We recently paid ours off, too, and keep them in a cabinet at work.


----------



## Sue Ellen (31 Dec 2022)

AlastairSC said:


> We recently paid ours off, too, and keep them in a cabinet at work.



Two aspects to that, one is that hope it is a fireproof safe and are you totally sure that no one else could have access to them so they could go AWOL.  Its certainly not something that I would be inclined to opt for with such important documents.


----------



## jim (1 Jan 2023)

Sue Ellen said:


> Two aspects to that, one is that hope it is a fireproof safe and are you totally sure that no one else could have access to them so they could go AWOL.  Its certainly not something that I would be inclined to opt for with such important documents.



Can i just check what are the implications of losing your title deeds?

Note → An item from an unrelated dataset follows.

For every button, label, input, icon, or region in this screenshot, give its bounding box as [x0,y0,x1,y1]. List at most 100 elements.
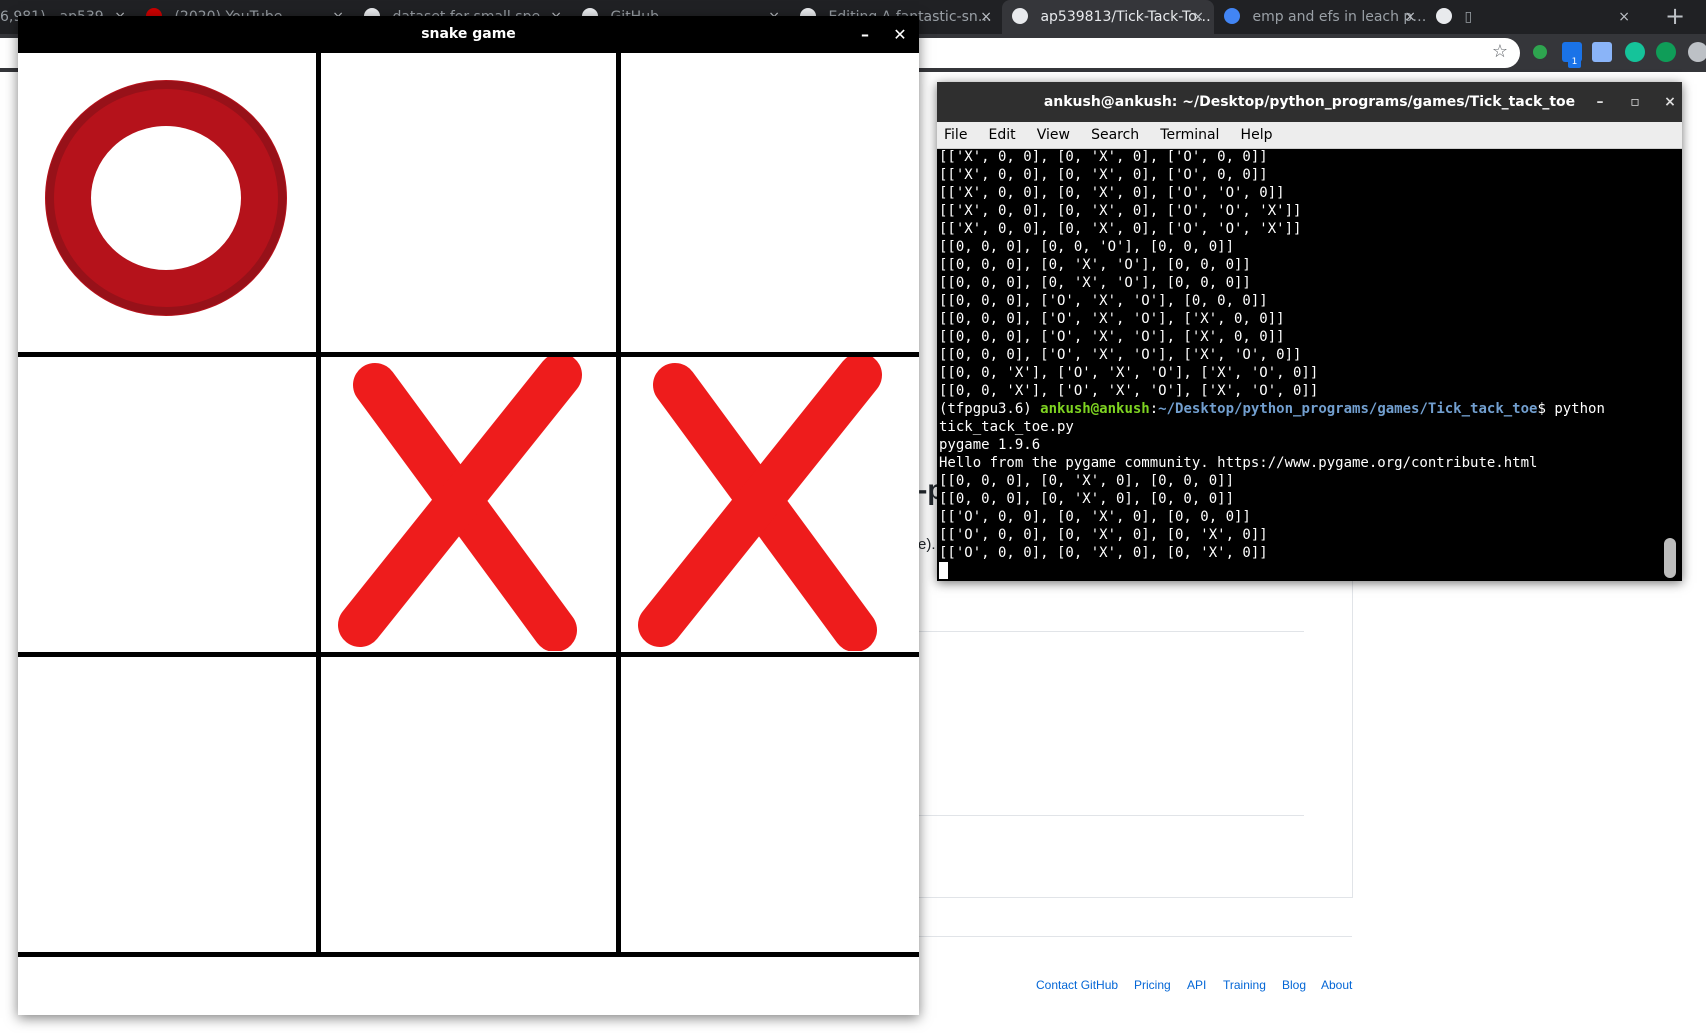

Does it mean you cannot prove you own your house or someone else can lay claim?

Does it impact your ability to sell it?

Thanks.


----------



## cremeegg (1 Jan 2023)

jim said:


> Can i just check what are the implications of losing your title deeds?
> 
> Does it mean you cannot prove you own your house or someone else can lay claim?
> 
> ...


Once upon a time, the physical title deeds were needed to prove ownership. Today the standard proof of ownership is registration with the land registry, the Property Registration Authority is its new name, their website is here, https://www.landdirect.ie

Not every ownership is registered, it depends on when you bought your house. You can check on the website.

If you are registered, then losing the deeds is not a huge thing. Though you still don't want someone else getting their hands on them.

If you are not registered then getting registered is important. A solicitor should be able to do that easily enough.


----------



## jim (1 Jan 2023)

cremeegg said:


> If you are registered, then losing the deeds is not a huge thing. Though you still don't want someone else getting their hands on them.


Thanks for that.

If someone did get their hands on your deeds what could they do or what woukd be the risk/implications of that - if registered as per your note above.

Just trying to ascertain how crucial the deeds are sa lá ata inniu.


----------



## Sue Ellen (1 Jan 2023)

Hi Jim,

There is a previous AAM thread that might give you some helpful advice but not necessarily answering your question here.

You could post a question yourself on the Askaboutlaw Forum on AAM on this query.


----------